En la guerra por el espectro electromagnético, la sociedad no puede quedar excluida

No basta con que en cada medio de comunicación exista un ombdusman (comisionado o representante) del público, de los auditorios, responsable de velar por y hacer escuchar y valer las críticas y comentarios de quienes padecemos la programación, manifiestamente decadente e insulsa, de la mayoría de los medios: radio y televisión; no basta con que se determine la existencia, en tales o cuales propociones, de tiempos oficiales en los medios, tiempo aire que aún está por verse si es aprovechado de la mejor manera, para dar cumplimiento a la tarea del Estado de informar a los ciudadanos con veracidad y transparencia; es preciso que los legisladores legislen para que la sociedad cuente con mecanismos duraderos, efectivos y reales de participación, que aseguren el pleno ejercicio de los derechos de información, libertad de expresión, derecho de réplica y la representación verdaderamente plural de opiniones, en todo el espectro radio-eléctrico nacional, que abonen el desarrollo de la sociedad de la información y el conocimiento en México, y para que estas definiciones no sean un asunto a negociar solamente por tres magnates.

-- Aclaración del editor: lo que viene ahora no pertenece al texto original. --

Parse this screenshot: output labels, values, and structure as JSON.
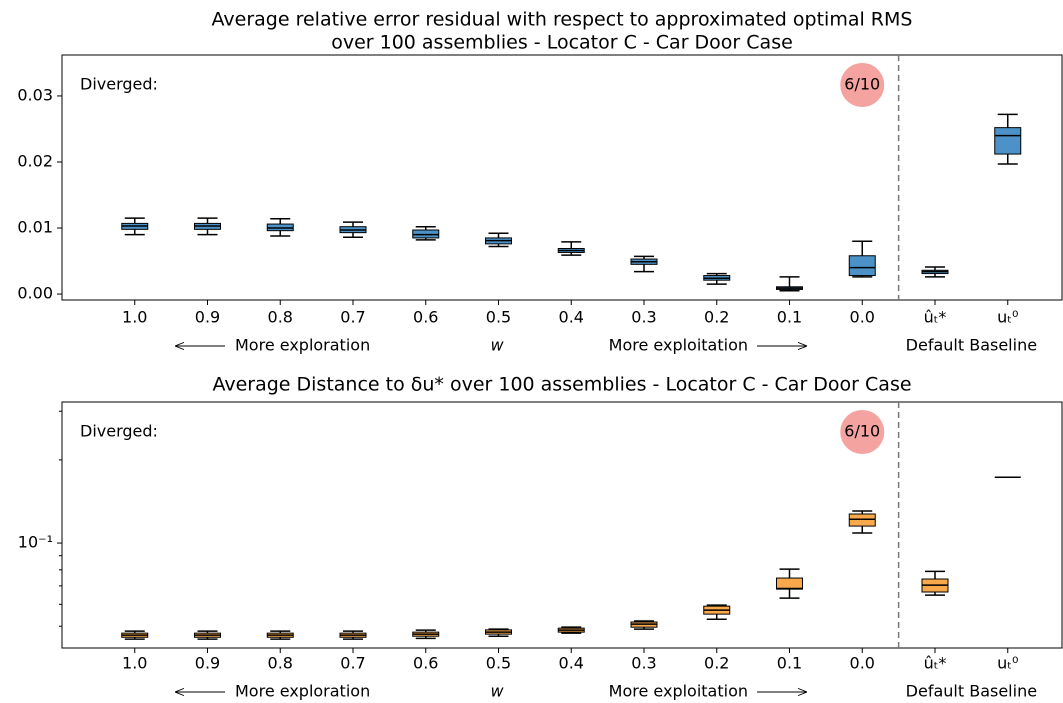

En fin, urge que en México se avance hacia una sociedad de la información y el conocimiento abierta, plural, democrática, y que en el caso particular de los medios como la televisión, se abra paso a una televisión y una radio ciudadanizadas.
Hacerlo de otra forma sería apostar por todas las formas del chantaje, el engaño, el contubernio, la corrupción y la manipulación, como lo ha demostrado, de principio a fín, el caso Berlusconi, en el que “la televisión se hizo gobierno“.
La sociedad debe frenar el avance imparable de esta forma de “telecracia” a la mexicana, de la que ya padecemos lamentables consecuencias: aculturación de la nación mexicana, anomia sistémica, analfabetismo funcional rampante, consumismo y violencia al alza, muerte de la filosofía, muerte de la ética, gracias a los patrones de comportamiento que las televisoras, sin el menor recato, difunden masivamente, entre gritos y carcajadas, a todas horas.
Estas y otras reflexiones se desprenden de la revisión del libro Transformar la televisión: otra televisión es posible, número 24 de la colección Periodística, coordinador por Bienvenido León, y editado por Comunicación Social Ediciones y Publicaciones, en 2008, en España y que próximamente se integrará al acervo del Centro de Estudios de la Cultura y la Comunicación de nuestra casa de estudios.